Условия работы в Заполярье тяжелые. По прибытии в Новый Уренгой, помню, пришлось проходить медицинскую комиссию, чуть ли не космонавтскую. Те медицинские справки, которые я привез из Запорожья, мне предложили просто выбросить. Исключения не делалось ни для кого, слишком уж сурова там жизнь. Не прошедших медкомиссию ближайшим самолетом возвращали обратно. Но женщины в городах рожали нормально, а вот в тундровые поселки дети не допускались. Но все равно мамы есть мамы, каким-то образом провозили детвору в тундру, и не завидую я такому детству: неделями, месяцами не покидали они домой – а куда пойдешь, если вокруг голая тундра и вечный мороз? Тогда было принято волевое решение, и мамаш с малолетними детьми вертолетами вывезли в Надым и Новый Уренгой.

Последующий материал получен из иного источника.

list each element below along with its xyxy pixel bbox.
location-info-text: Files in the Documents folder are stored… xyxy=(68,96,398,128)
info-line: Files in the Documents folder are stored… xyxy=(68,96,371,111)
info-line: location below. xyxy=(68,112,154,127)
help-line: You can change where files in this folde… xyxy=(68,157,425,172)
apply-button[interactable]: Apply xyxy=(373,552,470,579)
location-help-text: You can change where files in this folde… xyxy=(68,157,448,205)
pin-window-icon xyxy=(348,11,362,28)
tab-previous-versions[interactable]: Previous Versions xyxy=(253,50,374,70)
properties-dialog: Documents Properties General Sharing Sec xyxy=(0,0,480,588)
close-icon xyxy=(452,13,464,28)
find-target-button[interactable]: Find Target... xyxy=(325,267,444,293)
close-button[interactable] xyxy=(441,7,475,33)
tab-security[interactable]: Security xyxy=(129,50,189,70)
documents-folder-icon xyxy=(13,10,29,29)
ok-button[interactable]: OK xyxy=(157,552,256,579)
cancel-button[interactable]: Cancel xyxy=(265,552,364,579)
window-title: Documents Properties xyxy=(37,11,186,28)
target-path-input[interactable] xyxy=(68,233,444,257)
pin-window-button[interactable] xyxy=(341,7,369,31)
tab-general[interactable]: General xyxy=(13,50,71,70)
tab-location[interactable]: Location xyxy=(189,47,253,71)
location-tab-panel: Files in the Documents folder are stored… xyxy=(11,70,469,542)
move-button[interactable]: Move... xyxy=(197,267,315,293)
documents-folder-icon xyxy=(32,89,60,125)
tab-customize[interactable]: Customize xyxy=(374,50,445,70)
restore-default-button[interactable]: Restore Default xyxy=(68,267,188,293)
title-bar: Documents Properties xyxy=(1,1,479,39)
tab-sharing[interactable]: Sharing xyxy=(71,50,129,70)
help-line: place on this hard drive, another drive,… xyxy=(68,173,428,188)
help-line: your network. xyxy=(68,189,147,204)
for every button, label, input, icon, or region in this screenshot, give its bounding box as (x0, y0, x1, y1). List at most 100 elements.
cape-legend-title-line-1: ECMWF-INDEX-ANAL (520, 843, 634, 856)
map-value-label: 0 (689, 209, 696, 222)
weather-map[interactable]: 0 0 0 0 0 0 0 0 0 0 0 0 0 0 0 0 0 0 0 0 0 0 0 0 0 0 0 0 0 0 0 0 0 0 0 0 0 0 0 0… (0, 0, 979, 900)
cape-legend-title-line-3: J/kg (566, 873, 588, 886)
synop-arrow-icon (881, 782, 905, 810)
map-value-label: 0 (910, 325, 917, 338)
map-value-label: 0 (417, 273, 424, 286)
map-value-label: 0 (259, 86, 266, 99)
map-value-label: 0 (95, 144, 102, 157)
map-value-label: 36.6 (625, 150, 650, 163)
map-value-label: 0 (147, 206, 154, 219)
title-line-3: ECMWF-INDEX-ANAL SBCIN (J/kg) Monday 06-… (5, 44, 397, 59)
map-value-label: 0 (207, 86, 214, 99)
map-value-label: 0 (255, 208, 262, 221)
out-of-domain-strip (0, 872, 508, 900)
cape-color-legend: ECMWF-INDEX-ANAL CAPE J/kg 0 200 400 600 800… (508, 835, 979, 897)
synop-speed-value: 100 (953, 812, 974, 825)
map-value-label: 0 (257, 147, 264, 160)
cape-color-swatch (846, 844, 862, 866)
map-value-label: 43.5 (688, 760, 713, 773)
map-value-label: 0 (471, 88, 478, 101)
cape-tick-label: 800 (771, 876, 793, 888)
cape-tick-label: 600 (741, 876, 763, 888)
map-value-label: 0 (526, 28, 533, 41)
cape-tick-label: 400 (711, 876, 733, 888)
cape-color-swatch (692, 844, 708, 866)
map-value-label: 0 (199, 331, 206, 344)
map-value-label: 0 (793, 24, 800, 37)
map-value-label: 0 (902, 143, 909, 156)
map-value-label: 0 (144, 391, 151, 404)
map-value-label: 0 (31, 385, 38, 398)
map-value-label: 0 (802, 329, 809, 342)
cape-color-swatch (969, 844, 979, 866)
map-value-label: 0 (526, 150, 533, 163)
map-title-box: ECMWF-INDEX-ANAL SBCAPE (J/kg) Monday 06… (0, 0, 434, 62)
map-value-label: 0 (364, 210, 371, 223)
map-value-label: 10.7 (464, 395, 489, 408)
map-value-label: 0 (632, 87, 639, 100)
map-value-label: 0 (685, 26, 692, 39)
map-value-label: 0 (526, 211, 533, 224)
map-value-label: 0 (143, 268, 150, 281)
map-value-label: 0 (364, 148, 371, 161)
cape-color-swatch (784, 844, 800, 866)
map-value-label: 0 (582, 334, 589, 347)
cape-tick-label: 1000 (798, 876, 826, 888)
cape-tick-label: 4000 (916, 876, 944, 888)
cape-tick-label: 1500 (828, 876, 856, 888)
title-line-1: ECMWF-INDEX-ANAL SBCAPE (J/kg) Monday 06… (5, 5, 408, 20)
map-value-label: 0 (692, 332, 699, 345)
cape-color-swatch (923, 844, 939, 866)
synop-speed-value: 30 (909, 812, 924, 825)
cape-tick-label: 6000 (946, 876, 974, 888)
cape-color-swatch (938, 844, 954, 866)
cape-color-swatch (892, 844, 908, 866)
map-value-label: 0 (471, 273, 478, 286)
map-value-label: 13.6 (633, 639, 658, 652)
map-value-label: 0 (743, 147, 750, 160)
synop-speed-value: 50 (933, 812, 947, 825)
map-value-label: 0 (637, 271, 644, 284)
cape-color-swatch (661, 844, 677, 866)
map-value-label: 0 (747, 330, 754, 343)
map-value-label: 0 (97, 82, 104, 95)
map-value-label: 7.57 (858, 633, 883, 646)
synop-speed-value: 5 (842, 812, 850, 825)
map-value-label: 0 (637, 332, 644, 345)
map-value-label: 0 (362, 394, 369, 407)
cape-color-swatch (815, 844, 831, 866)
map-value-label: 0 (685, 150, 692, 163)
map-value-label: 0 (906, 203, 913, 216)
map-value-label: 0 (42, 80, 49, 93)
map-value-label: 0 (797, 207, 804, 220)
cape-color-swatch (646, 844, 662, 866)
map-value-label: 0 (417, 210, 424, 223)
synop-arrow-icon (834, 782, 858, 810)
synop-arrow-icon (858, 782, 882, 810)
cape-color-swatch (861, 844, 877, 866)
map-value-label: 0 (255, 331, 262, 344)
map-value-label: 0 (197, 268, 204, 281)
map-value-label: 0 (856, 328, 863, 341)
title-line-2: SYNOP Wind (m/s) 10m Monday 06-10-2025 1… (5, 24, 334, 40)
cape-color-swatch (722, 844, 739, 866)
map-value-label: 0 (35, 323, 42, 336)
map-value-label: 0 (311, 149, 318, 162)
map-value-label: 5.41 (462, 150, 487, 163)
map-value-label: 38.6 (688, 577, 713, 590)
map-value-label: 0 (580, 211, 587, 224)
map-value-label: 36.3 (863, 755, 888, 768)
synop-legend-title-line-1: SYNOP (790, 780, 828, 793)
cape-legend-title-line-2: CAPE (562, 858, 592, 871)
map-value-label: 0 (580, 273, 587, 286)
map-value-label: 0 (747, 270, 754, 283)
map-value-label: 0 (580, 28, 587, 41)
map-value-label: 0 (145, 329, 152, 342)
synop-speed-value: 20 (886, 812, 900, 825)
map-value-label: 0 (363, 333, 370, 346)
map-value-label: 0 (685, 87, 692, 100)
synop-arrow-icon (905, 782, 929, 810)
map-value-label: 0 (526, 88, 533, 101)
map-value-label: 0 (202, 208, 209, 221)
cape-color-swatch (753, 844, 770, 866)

Вот плачу было…
А с другой стороны, куда же без женщин, даже в тех неженских условия бытия? Я и представить не могу, что бичуешь месяца два в тундре, а вокруг – ни одного женского лица. Не обязательно, чтобы она тебе давала: просто посмотреть, услышать голос – и уже легче. Там ведь такие детали, на которых на «Земле» и внимания не обратишь, на вес золота. Кто-то летом завез в поселок пару воробьев. Зимой на улицу они, конечно, и носа не казали, порхали по столовой, капали пометом в борщи или супы, но ни у кого даже мысли не возникло их отловить. Наоборот, всей толпой кормили, и стали те воробьи от хорошей жизни размеров с голубей.
У меня в жизни женщины, конечно, были. Многих уже забыл. А вот моих северянок – нет. Помню их имена, лица, фигуры, когда, где и при каких обстоятельствах проходили наши встречи. Даже о чем говорили – и то помню.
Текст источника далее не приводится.